TARİHİ HASAN PAŞA HANI
Diyarbakır’ın meşhur yerlerini gezerken Hasan Paşa Hanı’nda bir kahve molası vermeden olmaz. Üç katlı ve avlulu bu tarihi handa restoranlar, kitapçılar ve kafeler bulunuyor. Geçmişe kısa bir yolculuk yapmak isteyenlerin ilk rotası.
CEMİL PAŞA KONAĞI (KENT MÜZESİ)
1880’li yıllarda Diyarbakır valisi Ahmet Cemil Paşa ve ailesine ev sahipliği yapan görkemli konak, 2015 yılından beri Kent Müzesi olarak ziyarete açık. Merkez Sur ilçesinde bulunan ve kesme bazalt taşlar, üç avlu, havuzlu bahçe ve benzersiz Diyarbakır mimarisine sahip bu konak, şehrin zengin kültürel mirasıyla tanışmak için eşsiz bir fırsat sunuyor.
SURP GİRAGOS ERMENİ KİLİSESİ
Orta Doğu’nun en büyük Ermeni Ortodoks kilisesi olan Surp Giragos Ermeni Kilisesi, Diyarbakır’ın tarihi ve kültürel zenginliklerinin önemli bir parçası. Merkez Sur ilçesinde 16’ncı yüzyılda yapıldığı tahmin edilen kilise, eşsiz mimarisiyle de öne çıkıyor.

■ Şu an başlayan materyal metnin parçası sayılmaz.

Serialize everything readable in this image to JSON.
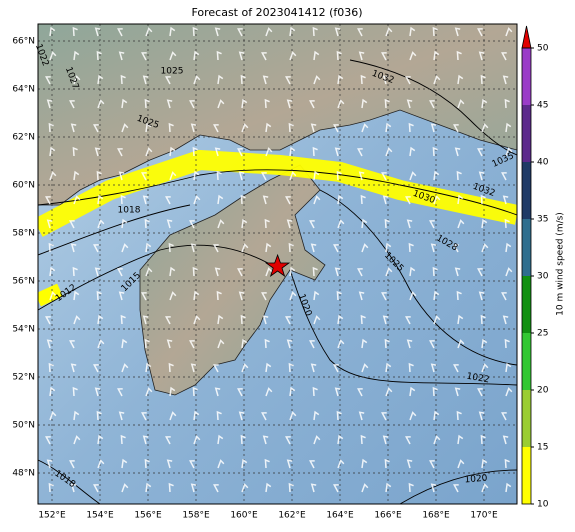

Kilise, yıllara meydana okuyan tarihi yapılardan biridir.
DÖRT AYAKL MİNARE
1500 yılında Sur ilçesinde inşa edilen Şeyh Mutahhar Camii’nin minaresi, adından da anlaşılacağı üzere dört ayak üzerinde yükseliyor. Sıra dışı yapısıyla Anadolu’da benzeri olmayan bu minarenin ayaklarının İslam’ın dört mezhebini simgelediği rivayet ediliyor.
MALABADİ KÖPRÜSÜ
Silvan ilçesinde bulunan ve 1147 yılından bu yana ayakta duran Malabadi’nin dünyanın en büyük kemer açıklığına sahip taş köprüsüdür. Malabadi Köprüsü, 40 metreyi aşan kemerinin yanı sıra olağanüstü mimarisi ve üzerindeki kabartma detaylarıyla da görenleri büyülüyor.
ZERZEVAN KALESİ VE MİTHRAS TAPINAĞI
Çınar ilçesinde bulunan Zerzevan Kalesi, Roma dönemine ait garnizon şehirlerden biri. 2017 yılında yapılan kazı çalışmaları sırasında bu alanda Mithras Tapınağı keşfedildi. Bu gizemli alan hakkında hiçbir yazılı belge bulunmazken, gizli dini törenler için kullanıldığı bilinmekte. Kazıların devam ettiği ve kentin dışında yer alan bu bölge için özel araç ile ulaşım daha kolay bir hale gelir.